La celebrazione del 15 agosto affonda le sue origini nella storia della Chiesa e nella cultura popolare. Il termine “Assunta” deriva dal latino assumpta, “presa, elevata”, e indica il mistero dell’Assunzione di Maria al cielo in anima e corpo, dogma proclamato da papa Pio XII nel 1950 ma già radicato nella tradizione cristiana fin dai primi secoli. La data del 15 agosto si intreccia inoltre con le antiche Feriae Augusti, istituite dall’imperatore Augusto come periodo di riposo dopo i lavori agricoli: un’eredità pagana che, nel corso dei secoli, si è fusa con la spiritualità cristiana, dando vita a una festa che unisce sacro e popolare.

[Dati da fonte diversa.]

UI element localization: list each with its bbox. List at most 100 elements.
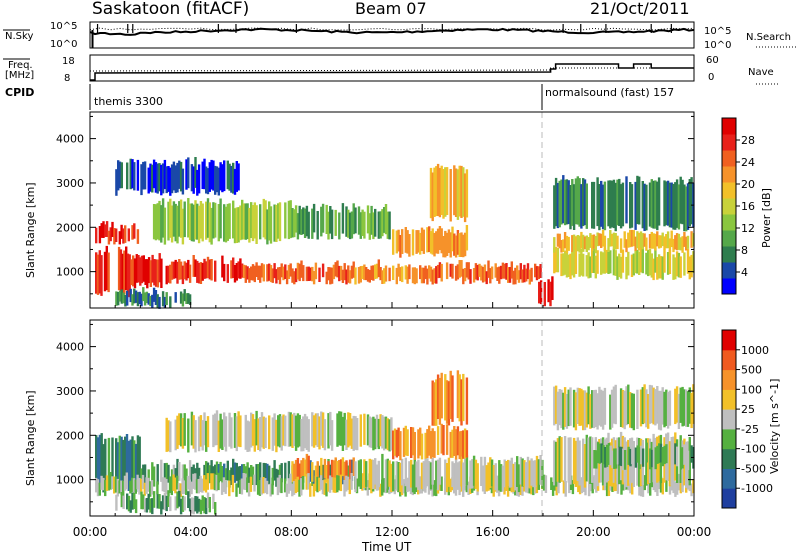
velocity-cell (530, 458, 533, 486)
velocity-cell (593, 450, 596, 469)
power-cell (523, 264, 526, 283)
power-cell (583, 236, 587, 250)
velocity-cell (217, 472, 220, 491)
power-cell (233, 208, 237, 244)
power-cell (119, 249, 123, 293)
velocity-cell (259, 462, 262, 485)
velocity-cell (619, 388, 623, 427)
velocity-cell (496, 475, 499, 493)
nave-tick-bottom: 0 (708, 72, 714, 83)
velocity-cell (355, 478, 359, 494)
velocity-cell (152, 466, 156, 487)
power-cell (583, 179, 587, 226)
velocity-cell (268, 465, 271, 485)
cpid-segment-1: themis 3300 (94, 95, 163, 108)
power-cell (666, 252, 670, 275)
velocity-cell (665, 475, 668, 492)
velocity-cell (379, 483, 382, 497)
velocity-cell (618, 446, 621, 466)
power-cell (368, 213, 371, 240)
velocity-cell (657, 390, 661, 430)
power-cell (179, 199, 183, 238)
power-cell (607, 238, 610, 252)
velocity-cell (111, 437, 114, 489)
velocity-cell (636, 389, 639, 429)
velocity-cell (652, 387, 655, 425)
velocity-cell (203, 475, 206, 491)
velocity-cell (178, 490, 181, 507)
velocity-cell (585, 392, 588, 428)
power-cell (133, 258, 137, 289)
power-cell (105, 245, 108, 291)
velocity-cell (224, 416, 228, 452)
power-cell (223, 263, 226, 282)
power-cell (563, 232, 567, 249)
velocity-cell (341, 457, 345, 477)
velocity-cell (670, 437, 673, 486)
power-cell (172, 201, 176, 237)
velocity-cell (645, 442, 648, 463)
power-cell (612, 248, 616, 276)
power-cell (616, 235, 619, 250)
velocity-cell (287, 478, 290, 494)
power-cell (596, 177, 599, 227)
velocity-colorbar-swatch (722, 468, 736, 489)
power-cell (596, 250, 599, 274)
velocity-cell (98, 434, 102, 486)
power-cell (203, 158, 206, 190)
power-cell (553, 185, 556, 229)
velocity-cell (320, 457, 323, 479)
power-cell (535, 266, 539, 281)
velocity-cell (582, 438, 585, 483)
velocity-cell (170, 469, 174, 487)
velocity-cell (554, 385, 558, 424)
velocity-cell (347, 465, 350, 485)
power-cell (681, 236, 684, 253)
power-cell (603, 181, 607, 231)
velocity-cell (277, 415, 280, 447)
power-cell (277, 267, 280, 280)
velocity-cell (329, 411, 332, 446)
power-cell (489, 268, 492, 284)
power-cell (686, 235, 690, 249)
velocity-cell (413, 432, 416, 460)
velocity-cell (293, 463, 296, 483)
power-cell (115, 228, 118, 242)
velocity-cell (169, 496, 172, 512)
velocity-cell (632, 441, 635, 487)
power-cell (187, 293, 190, 304)
power-cell (347, 265, 350, 283)
power-cell (178, 201, 181, 237)
velocity-cell (133, 493, 136, 509)
velocity-cell (296, 476, 299, 492)
power-cell (679, 256, 682, 278)
velocity-cell (346, 476, 350, 490)
power-cell (239, 258, 242, 279)
velocity-cell (143, 482, 146, 496)
velocity-cell (124, 436, 127, 486)
velocity-cell (160, 459, 163, 482)
velocity-cell (174, 496, 177, 511)
velocity-cell (447, 381, 451, 426)
velocity-cell (395, 429, 398, 458)
velocity-cell (465, 478, 468, 493)
power-cell (686, 248, 690, 274)
velocity-cell (422, 461, 425, 492)
power-cell (458, 260, 461, 278)
power-cell (188, 294, 192, 305)
time-tick-label: 12:00 (375, 525, 410, 539)
velocity-cell (544, 475, 548, 493)
velocity-cell (677, 393, 681, 429)
power-cell (585, 235, 588, 253)
velocity-cell (181, 418, 185, 449)
power-cell (172, 161, 176, 191)
power-cell (341, 203, 345, 234)
power-cell (130, 259, 133, 286)
velocity-cell (372, 459, 375, 489)
velocity-cell (629, 448, 632, 467)
power-cell (659, 235, 663, 248)
power-colorbar-swatch (722, 230, 736, 247)
velocity-cell (390, 463, 393, 492)
velocity-cell (631, 446, 634, 465)
velocity-cell (145, 498, 149, 513)
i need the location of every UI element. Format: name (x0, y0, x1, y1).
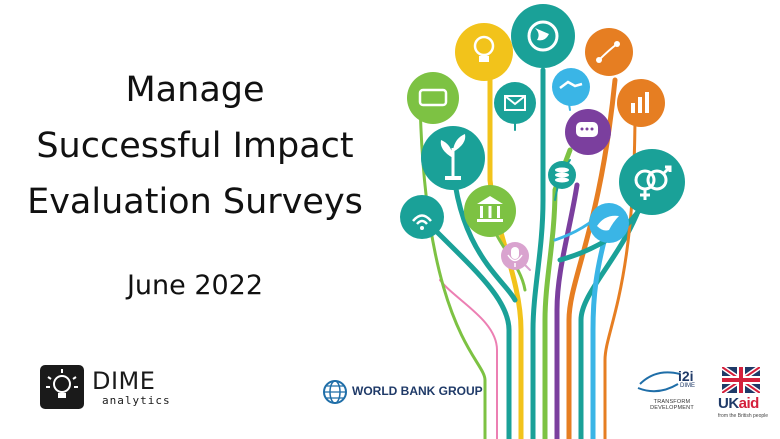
ukaid-aid: aid (738, 395, 760, 412)
coins-icon (548, 161, 576, 189)
i2i-dime-logo: i2i DIME TRANSFORM DEVELOPMENT (636, 366, 708, 416)
ukaid-logo: UKaid from the British people (718, 367, 768, 422)
dime-lightbulb-icon (40, 365, 84, 409)
world-bank-globe-icon (323, 380, 347, 404)
title-line-3: Evaluation Surveys (27, 182, 363, 222)
phone-icon (407, 72, 459, 124)
title-line-1: Manage (125, 70, 265, 110)
world-bank-group-logo: WORLD BANK GROUP (322, 376, 483, 408)
i2i-logo-name: i2i (678, 368, 694, 384)
gender-icon (619, 149, 685, 215)
ukaid-logo-text: UKaid (718, 395, 759, 412)
wifi-icon (400, 195, 444, 239)
slide-title: Manage Successful Impact Evaluation Surv… (0, 62, 390, 230)
slide-date: June 2022 (126, 270, 264, 301)
chat-icon (565, 109, 611, 155)
i2i-swoosh-icon (637, 371, 681, 393)
dime-analytics-logo: DIME analytics (40, 365, 170, 410)
ukaid-uk: UK (718, 395, 739, 412)
plant-icon (421, 126, 485, 190)
globe-icon (511, 4, 575, 68)
title-line-2: Successful Impact (36, 126, 354, 166)
bar-chart-icon (617, 79, 665, 127)
dove-icon (589, 203, 629, 243)
dime-logo-name: DIME (92, 367, 156, 395)
envelope-icon (494, 82, 536, 124)
lightbulb-icon (455, 23, 513, 81)
microphone-icon (501, 242, 529, 270)
route-icon (585, 28, 633, 76)
world-bank-name: WORLD BANK GROUP (352, 384, 483, 398)
dime-logo-subtitle: analytics (102, 394, 171, 407)
ukaid-tagline: from the British people (718, 413, 769, 419)
handshake-icon (552, 68, 590, 106)
i2i-logo-subname: DIME (680, 383, 695, 389)
i2i-logo-tagline: TRANSFORM DEVELOPMENT (650, 399, 694, 411)
union-jack-flag-icon (722, 367, 760, 393)
tree-illustration (400, 4, 685, 439)
bank-icon (464, 185, 516, 237)
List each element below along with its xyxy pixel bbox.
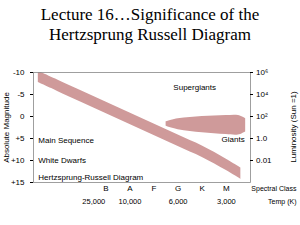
svg-text:10⁴: 10⁴ <box>256 90 269 99</box>
svg-text:1.0: 1.0 <box>256 134 268 143</box>
svg-text:Supergiants: Supergiants <box>173 83 216 92</box>
svg-text:Giants: Giants <box>222 135 245 144</box>
svg-text:25,000: 25,000 <box>82 197 105 206</box>
svg-text:0: 0 <box>20 112 25 121</box>
svg-text:10,000: 10,000 <box>118 197 141 206</box>
svg-text:G: G <box>175 184 181 193</box>
svg-text:10⁶: 10⁶ <box>256 68 268 77</box>
svg-text:+15: +15 <box>11 178 25 187</box>
svg-text:+5: +5 <box>15 134 25 143</box>
svg-text:Main Sequence: Main Sequence <box>38 136 94 145</box>
svg-text:10²: 10² <box>256 112 268 121</box>
svg-text:Temp (K): Temp (K) <box>268 198 296 206</box>
svg-text:F: F <box>152 184 157 193</box>
svg-text:B: B <box>103 184 108 193</box>
svg-text:Spectral Class: Spectral Class <box>251 185 297 193</box>
svg-text:+10: +10 <box>11 156 25 165</box>
svg-text:M: M <box>223 184 230 193</box>
svg-text:3,000: 3,000 <box>217 197 236 206</box>
svg-text:-10: -10 <box>13 68 25 77</box>
svg-text:Hertzsprung-Russell Diagram: Hertzsprung-Russell Diagram <box>38 173 143 182</box>
svg-text:Luminosity (Sun =1): Luminosity (Sun =1) <box>289 91 298 163</box>
svg-text:White Dwarfs: White Dwarfs <box>38 156 86 165</box>
svg-text:6,000: 6,000 <box>169 197 188 206</box>
html-text:Lecture 16…Significance of the: Lecture 16…Significance of the Hertzspru… <box>40 5 260 44</box>
svg-text:Absolute Magnitude: Absolute Magnitude <box>2 92 11 163</box>
svg-text:-5: -5 <box>17 90 25 99</box>
svg-text:0.01: 0.01 <box>256 156 272 165</box>
svg-text:K: K <box>200 184 206 193</box>
svg-text:A: A <box>127 184 133 193</box>
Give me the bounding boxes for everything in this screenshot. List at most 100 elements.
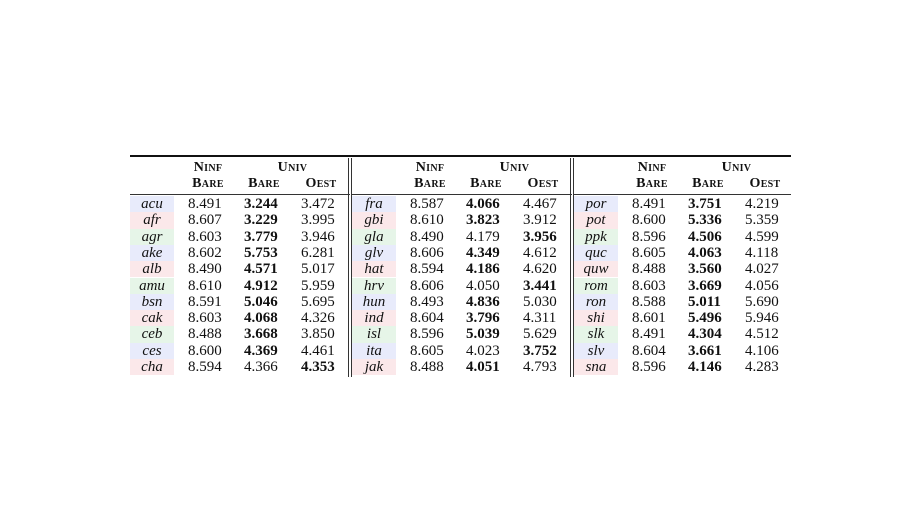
- univ-bare-value: 4.571: [244, 261, 278, 278]
- univ-bare-value: 4.146: [688, 359, 722, 375]
- header-ninf-bare: Bare: [414, 176, 446, 191]
- ninf-bare-value: 8.603: [188, 228, 222, 245]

Ad Acigliano, la giornata culmina con uno dei riti più caratteristici e suggestivi del territorio: il Ciuccio di Fuoco. Si tratta di un asinello di cartapesta ricoperto di fuochi pirotecnici che, al calare della sera, viene incendiato tra applausi, musica e un’atmosfera di festa collettiva. Le sue origini sono antiche e complesse: un rito apotropaico nato per scacciare il male e propiziare la comunità, legato ai cicli agricoli e alla cosiddetta indizione bizantina, periodo in cui si rinnovavano i contratti agrari. Nel tempo, il Ciuccio di Fuoco è diventato anche simbolo della vivace rivalità tra Acigliano e la vicina Pandola, con scambi di scherzi e rappresentazioni satiriche che animavano le serate estive. Le dominazioni francesi e spagnole hanno lasciato ulteriori tracce nella tradizione, arricchendola di elementi folkloristici che ancora oggi sopravvivono.
Acigliano conserva così un patrimonio culturale unico, fatto di fede, memoria e tradizioni popolari che resistono al passare del tempo. La festa dell’Assunta non è soltanto un appuntamento religioso, ma un momento in cui la comunità si riconosce, si ritrova e si racconta. È il ritorno alle radici, il calore di una terra che accoglie, la forza di un’identità che continua a vivere attraverso i gesti, i riti e le emozioni di chi, ogni anno, sceglie di esserci.